International Journal of Computer Applications |
Foundation of Computer Science (FCS), NY, USA |
Volume 182 - Number 38 |
Year of Publication: 2019 |
Authors: Asha Kiran Grandhi, Manimala Puri, S. Srinivasa Suresh |
10.5120/ijca2019918390 |
Asha Kiran Grandhi, Manimala Puri, S. Srinivasa Suresh . Privacy Preserving Model using Homomorphic Encryption. International Journal of Computer Applications. 182, 38 ( Jan 2019), 12-18. DOI=10.5120/ijca2019918390
Privacy preserving is utmost important in medical applications. Cryptography has numerous techniques to safe guard the privacy of the data. It is practice to use private key for encryption and public key for decryption in the area of cryptography.
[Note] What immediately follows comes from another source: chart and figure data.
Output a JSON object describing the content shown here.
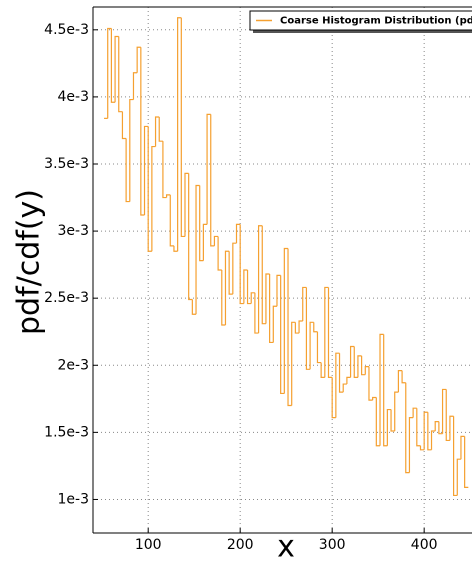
{
  "chart_data": {
    "type": "histogram_step",
    "xlabel": "x",
    "ylabel": "pdf/cdf(y)",
    "legend": "upper right",
    "grid": true,
    "series": [
      {
        "name": "Coarse Histogram Distribution (pdf)",
        "color": "#f5a030",
        "bins": [
          52,
          56,
          60,
          64,
          68,
          72,
          76,
          80,
          84,
          88,
          92,
          96,
          100,
          104,
          108,
          112,
          116,
          120,
          124,
          128,
          132,
          136,
          140,
          144,
          148,
          152,
          156,
          160,
          164,
          168,
          172,
          176,
          180,
          184,
          188,
          192,
          196,
          200,
          204,
          208,
          212,
          216,
          220,
          224,
          228,
          232,
          236,
          240,
          244,
          248,
          252,
          256,
          260,
          264,
          268,
          272,
          276,
          280,
          284,
          288,
          292,
          296,
          300,
          304,
          308,
          312,
          316,
          320,
          324,
          328,
          332,
          336,
          340,
          344,
          348,
          352,
          356,
          360,
          364,
          368,
          372,
          376,
          380,
          384,
          388,
          392,
          396,
          400,
          404,
          408,
          412,
          416,
          420,
          424,
          428,
          432,
          436,
          440,
          444,
          448
        ],
        "values": [
          0.00384,
          0.00451,
          0.00396,
          0.00445,
          0.00389,
          0.00369,
          0.00322,
          0.00398,
          0.00418,
          0.00437,
          0.00312,
          0.00378,
          0.00285,
          0.00363,
          0.00385,
          0.00367,
          0.00325,
          0.00327,
          0.00289,
          0.00285,
          0.00459,
          0.00296,
          0.00343,
          0.00249,
          0.00238,
          0.00334,
          0.00278,
          0.00305,
          0.00387,
          0.00289,
          0.00296,
          0.00271,
          0.0023,
          0.00285,
          0.00253,
          0.00291,
          0.00305,
          0.00246,
          0.00271,
          0.00246,
          0.00254,
          0.00224,
          0.00304,
          0.00231,
          0.00268,
          0.00217,
          0.00244,
          0.00267,
          0.00179,
          0.00287,
          0.0017,
          0.00232,
          0.00224,
          0.00233,
          0.00258,
          0.00197,
          0.00232,
          0.00225,
          0.00202,
          0.00191,
          0.00258,
          0.00191,
          0.00161,
          0.00209,
          0.0018,
          0.00186,
          0.00191,
          0.00214,
          0.00191,
          0.00207,
          0.00193,
          0.00199,
          0.00174,
          0.00176,
          0.0014,
          0.00223,
          0.0014,
          0.00167,
          0.00151,
          0.0018,
          0.00196,
          0.00187,
          0.0012,
          0.00161,
          0.00168,
          0.0014,
          0.00137,
          0.00165,
          0.00137,
          0.00151,
          0.00158,
          0.00149,
          0.00182,
          0.00144,
          0.00162,
          0.00103,
          0.0013,
          0.00147,
          0.00109
        ]
      }
    ],
    "xlim": [
      40,
      452
    ],
    "ylim": [
      0.00075,
      0.00467
    ],
    "xticks": [
      100,
      200,
      300,
      400
    ],
    "yticks": [
      {
        "value": 0.001,
        "label": "1e-3"
      },
      {
        "value": 0.0015,
        "label": "1.5e-3"
      },
      {
        "value": 0.002,
        "label": "2e-3"
      },
      {
        "value": 0.0025,
        "label": "2.5e-3"
      },
      {
        "value": 0.003,
        "label": "3e-3"
      },
      {
        "value": 0.0035,
        "label": "3.5e-3"
      },
      {
        "value": 0.004,
        "label": "4e-3"
      },
      {
        "value": 0.0045,
        "label": "4.5e-3"
      }
    ]
  }
}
Conventionally, without decryption, data usability is difficult. However, the complications outweigh the private and public keys. This paper presents privacy preserving model based on Homomorphic encryption technique and model evaluation using classification technique. The homomorphic model highlights usability of the data without decryption. The objective of this paper is to show how the encrypted data is preserving underlying relations through classification tree. This paper presents two parts: Part-I describes the model building on medical data using PSO optimization and filer based co-efficient matrix (for encryption) to protect privacy of the data and part-II describes model evaluation using classification tree and clustering technique. The performance of the encryption is tested using predictive modelling technique (classification tree technique) and K-Means clustering technique, to assess whether the underlying relations are preserved in the encrypted data. The experimental results show that the underlying classification accuracy of encrypted data and source data (non-encrypted) is just varying by +/- 5%.